Que não vou ter vergonha de exibir a bunda de quem passa oito horas por dia escrevendo. A barriga de quem fez cesariana. A pele de quem perdeu o estrogênio. Significa que vou carregar meu corpo como um porta-estandarte de mim mesma, orgulhosa da carcaça frágil e forte que me trouxe até aqui.
Quando eu estiver andando na avenida São João, a caminho do bloco, quem sabe ainda olharei meu reflexo no vidro de uma das vitrines e ouvirei aquela vozinha tenebrosa a sussurrar mais alguma besteira.
Mas então lembrarei da minha filha e de todas as feministas que abriram alas para mim. Virarei para o lado e verei outras bundinhas tão ordinárias quanto a minha, outros peitos que amamentaram, outras divinas tetas derrubadas pelas mamadas e levantadas pelas purpurinas. Outras barrigas flácidas de histórias para contar. Outras costas nuas por motivo de folia e fogacho.

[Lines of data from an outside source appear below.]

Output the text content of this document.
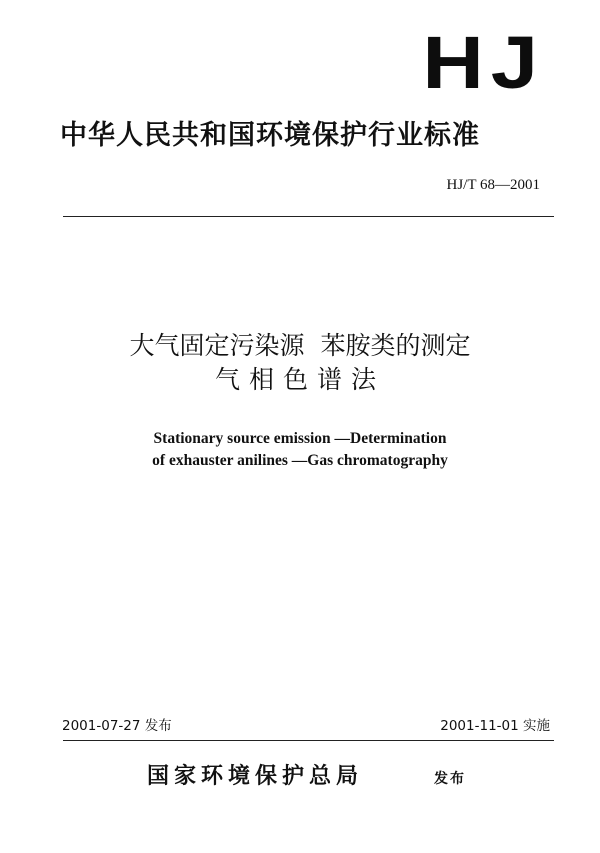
HJ
中华人民共和国环境保护行业标准
HJ/T 68—2001
大气固定污染源  苯胺类的测定
气相色谱法
Stationary source emission —Determination
of exhauster anilines —Gas chromatography
2001-07-27 发布	2001-11-01 实施
国家环境保护总局	发布
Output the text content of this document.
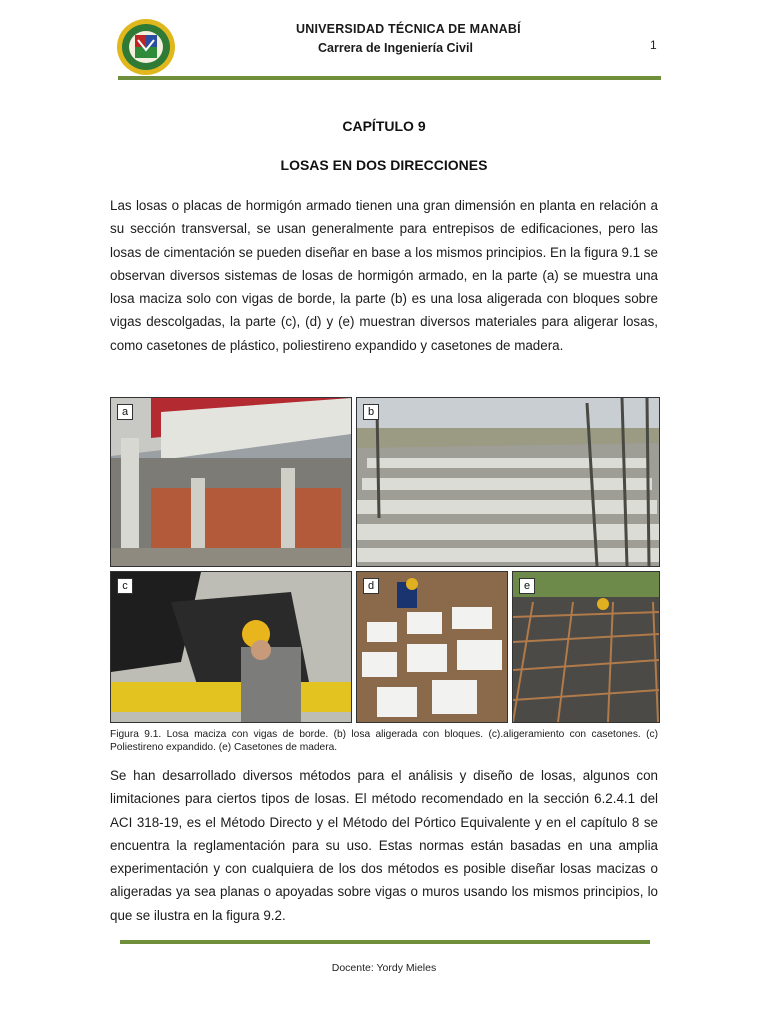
UNIVERSIDAD TÉCNICA DE MANABÍ
Carrera de Ingeniería Civil	1
CAPÍTULO 9
LOSAS EN DOS DIRECCIONES
Las losas o placas de hormigón armado tienen una gran dimensión en planta en relación a su sección transversal, se usan generalmente para entrepisos de edificaciones, pero las losas de cimentación se pueden diseñar en base a los mismos principios. En la figura 9.1 se observan diversos sistemas de losas de hormigón armado, en la parte (a) se muestra una losa maciza solo con vigas de borde, la parte (b) es una losa aligerada con bloques sobre vigas descolgadas, la parte (c), (d) y (e) muestran diversos materiales para aligerar losas, como casetones de plástico, poliestireno expandido y casetones de madera.
a	b
c	d	e
Figura 9.1. Losa maciza con vigas de borde. (b) losa aligerada con bloques. (c).aligeramiento con casetones. (c) Poliestireno expandido. (e) Casetones de madera.
Se han desarrollado diversos métodos para el análisis y diseño de losas, algunos con limitaciones para ciertos tipos de losas. El método recomendado en la sección 6.2.4.1 del ACI 318-19, es el Método Directo y el Método del Pórtico Equivalente y en el capítulo 8 se encuentra la reglamentación para su uso. Estas normas están basadas en una amplia experimentación y con cualquiera de los dos métodos es posible diseñar losas macizas o aligeradas ya sea planas o apoyadas sobre vigas o muros usando los mismos principios, lo que se ilustra en la figura 9.2.
Docente: Yordy Mieles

E também verei homens que tiveram que trabalhar aquele mesmo músculo mental, com suas bundas desbundando livres no país que mais mata quem samba fora da curva no mundo.
Desfilar minha bunda cinquentona no Carnaval realmente significa. Significa inclusive obrigada: hoje só avanço livre por esta avenida porque há anos, e apesar dos tantos empecilhos, avançamos juntos.